Palin, JFK, and Religion

Kathleen Kennedy Townsend spends some time defending her uncle's masterful speech to Houston Ministerial Association, where he sought to undo the perception that his Catholicism outweighed is American-ism, from Sarah Palin.

Palin questions the speech in her recent book, America by Heart, and thinks Kennedy divorced his religion from his governance, and that this was wrong. Kathleen Kennedy Townsend, meanwhile, spends the majority of her essay defending separation of church and state, but also indicts those that would impose a religious litmus test on political candidates.

"Not only does she [Palin] want people to reveal their beliefs, but she wants to sit in judgement of them if their views don't match her own. For instance, she criticizes Rep. Nancy Pelosi, a Democrat and a faithful Catholic, for talking the (God) talk but not walking the walk. Who is Palin to say what God's 'walk' is?" (my emphasis)

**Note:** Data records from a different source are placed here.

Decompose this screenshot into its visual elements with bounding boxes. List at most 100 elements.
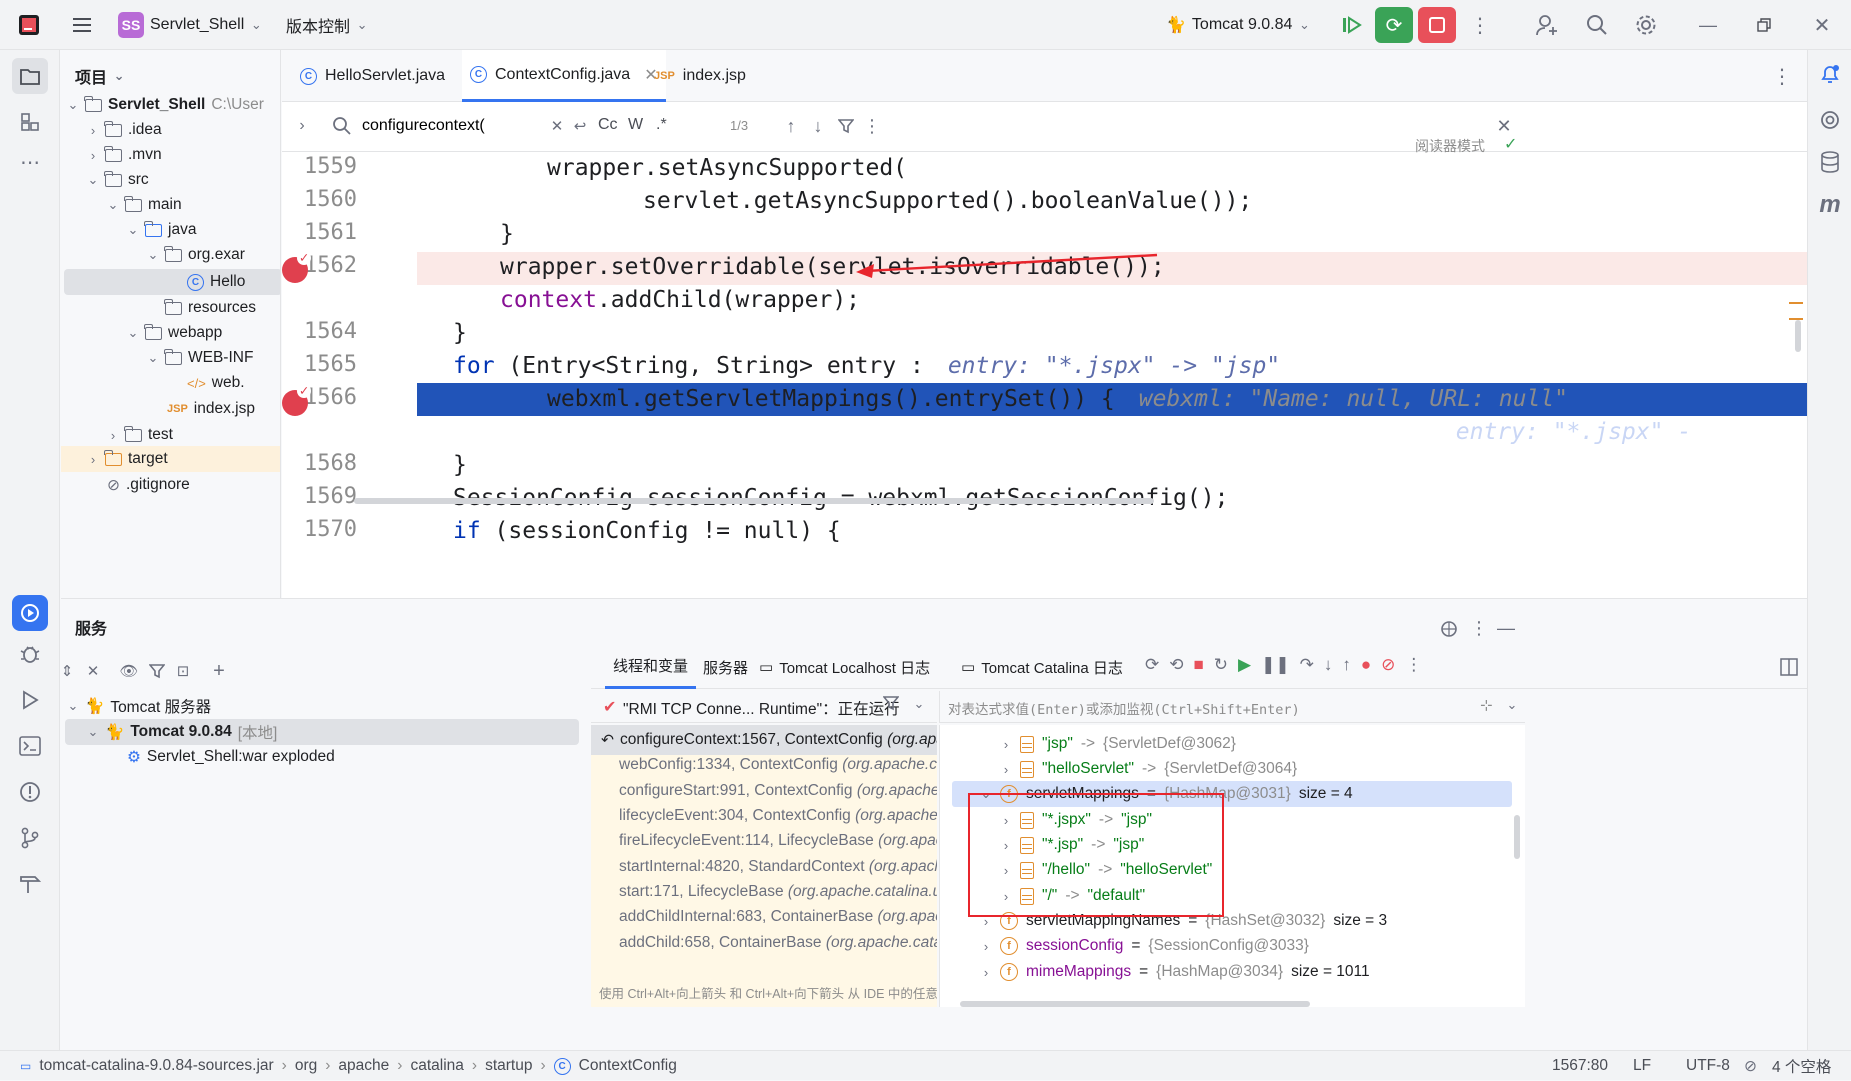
thread-selector[interactable]: ✔ "RMI TCP Conne... Runtime"：正在运行 ⌄ [591,691,937,723]
chevron-down-icon[interactable]: ⌄ [913,696,925,712]
app-logo-icon[interactable] [18,0,40,50]
cursor-position[interactable]: 1567:80 [1552,1051,1608,1081]
resume-icon[interactable] [1338,0,1366,50]
maven-icon[interactable]: m [1818,190,1842,220]
view-breakpoints-icon[interactable]: ● [1361,655,1371,675]
search-icon[interactable] [1583,0,1611,50]
editor-h-scrollbar[interactable] [354,498,1154,504]
variables-h-scrollbar[interactable] [960,1001,1310,1007]
breadcrumb-item[interactable]: org [295,1057,317,1075]
tree-item-indexjsp[interactable]: JSP index.jsp [167,394,255,424]
breadcrumb-item[interactable]: tomcat-catalina-9.0.84-sources.jar [39,1057,273,1075]
breadcrumb-item[interactable]: ContextConfig [579,1057,677,1075]
match-case-toggle[interactable]: Cc [598,116,618,134]
expand-all-icon[interactable]: ⇕ [57,659,77,683]
step-out-icon[interactable]: ↑ [1342,655,1351,675]
line-separator[interactable]: LF [1633,1051,1651,1081]
search-history-icon[interactable] [330,114,354,138]
run-icon[interactable] [18,688,42,712]
chevron-down-icon[interactable]: ⌄ [1506,697,1518,713]
database-icon[interactable] [1818,150,1842,174]
vcs-menu[interactable]: 版本控制 ⌄ [286,0,368,50]
run-config-selector[interactable]: 🐈 Tomcat 9.0.84 ⌄ [1166,0,1310,50]
close-window-icon[interactable]: ✕ [1810,0,1834,50]
services-options-icon[interactable] [1439,619,1459,639]
new-group-icon[interactable]: ⊡ [173,659,193,683]
ai-assistant-icon[interactable] [1818,108,1842,132]
rerun-icon[interactable]: ⟳ [1145,655,1159,675]
step-over-icon[interactable]: ↷ [1300,655,1314,675]
frame-row[interactable]: addChild:658, ContainerBase (org.apache.… [619,928,937,958]
more-tools-icon[interactable]: ⋯ [18,150,42,174]
restart-icon[interactable]: ↻ [1214,655,1228,675]
build-hammer-icon[interactable] [18,872,42,896]
add-watch-icon[interactable]: ⊹ [1480,696,1493,714]
terminal-icon[interactable] [18,734,42,758]
multiline-icon[interactable]: ↩ [568,114,592,138]
layout-settings-icon[interactable] [1779,657,1799,677]
settings-gear-icon[interactable] [1632,0,1660,50]
tab-server[interactable]: 服务器 [695,645,756,689]
services-more-icon[interactable]: ⋮ [1469,617,1489,639]
editor-scrollbar[interactable] [1795,320,1801,352]
step-into-icon[interactable]: ↓ [1324,655,1333,675]
breadcrumb-item[interactable]: apache [338,1057,389,1075]
add-user-icon[interactable] [1533,0,1561,50]
project-tool-icon[interactable] [12,58,48,94]
debug-bug-icon[interactable] [18,642,42,666]
variables-scrollbar[interactable] [1514,815,1520,859]
tree-item-gitignore[interactable]: ⊘ .gitignore [107,470,190,500]
project-panel-header[interactable]: 项目 ⌄ [75,64,125,88]
prev-match-icon[interactable]: ↑ [780,114,802,138]
tab-localhost-log[interactable]: ▭ Tomcat Localhost 日志 [759,645,930,689]
chevron-right-icon[interactable]: › [290,114,314,138]
pause-icon[interactable]: ❚❚ [1261,655,1290,675]
tab-catalina-log[interactable]: ▭ Tomcat Catalina 日志 [961,645,1123,689]
add-service-icon[interactable]: + [209,659,229,683]
services-tool-icon[interactable] [12,595,48,631]
main-menu-icon[interactable] [68,0,96,50]
reader-mode-label[interactable]: 阅读器模式 [1415,136,1485,156]
evaluate-input[interactable]: 对表达式求值(Enter)或添加监视(Ctrl+Shift+Enter) [948,698,1300,718]
structure-icon[interactable] [18,110,42,134]
tab-helloservlet[interactable]: C HelloServlet.java [300,50,445,102]
breakpoint-icon[interactable] [282,384,311,416]
stop-icon[interactable]: ■ [1194,655,1204,675]
git-icon[interactable] [18,826,42,850]
debug-more-icon[interactable]: ⋮ [1405,655,1422,675]
whole-word-toggle[interactable]: W [628,116,643,134]
inspection-ok-icon[interactable]: ✓ [1504,134,1517,154]
resume-icon[interactable]: ▶ [1238,655,1251,675]
collapse-all-icon[interactable]: ✕ [83,659,103,683]
regex-toggle[interactable]: .* [656,116,667,134]
tabs-more-icon[interactable]: ⋮ [1772,50,1792,102]
debug-rerun-button[interactable]: ⟳ [1375,0,1413,50]
tab-indexjsp[interactable]: JSP index.jsp [654,50,746,102]
problems-icon[interactable] [18,780,42,804]
clear-search-icon[interactable]: ✕ [547,114,567,138]
services-hide-icon[interactable]: — [1496,617,1516,639]
notifications-bell-icon[interactable] [1818,62,1842,86]
more-icon[interactable]: ⋮ [1470,0,1490,50]
service-artifact[interactable]: ⚙ Servlet_Shell:war exploded [127,742,335,772]
filter-icon[interactable] [882,695,900,715]
tab-contextconfig[interactable]: C ContextConfig.java ✕ [462,50,666,102]
view-options-eye-icon[interactable]: 👁 [117,659,141,683]
minimize-icon[interactable]: — [1696,0,1720,50]
breakpoint-icon[interactable] [282,251,311,283]
breadcrumb-item[interactable]: startup [485,1057,532,1075]
stop-button[interactable] [1418,0,1456,50]
code-area[interactable]: wrapper.setAsyncSupported( servlet.getAs… [417,152,1807,598]
find-more-icon[interactable]: ⋮ [862,114,882,138]
restore-icon[interactable] [1752,0,1776,50]
tree-item-package[interactable]: ⌄ org.exar [147,240,245,270]
filter-icon[interactable] [147,659,167,683]
breadcrumb-item[interactable]: catalina [410,1057,463,1075]
tab-threads-variables[interactable]: 线程和变量 [605,645,697,689]
no-highlight-icon[interactable]: ⊘ [1744,1051,1757,1081]
project-switcher[interactable]: SS Servlet_Shell ⌄ [118,0,262,50]
file-encoding[interactable]: UTF-8 [1686,1051,1730,1081]
variable-row[interactable]: › f mimeMappings = {HashMap@3034} size = 1011 [980,957,1370,987]
next-match-icon[interactable]: ↓ [807,114,829,138]
debug-rerun-icon[interactable]: ⟲ [1169,655,1183,675]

Quite right. There is a disturbing trend in American politics that candidates face litmus tests on all sides and instead of being rewarding for being genuine, they must walk this tight rope between what they truly believe and what a base of supporters will let them believe. Palin, it would seem, believes there is a religious litmus test a candidate must past.

This could help explain why Palin is the current presidential front runner for the Republican party. She's the one tying up the rope.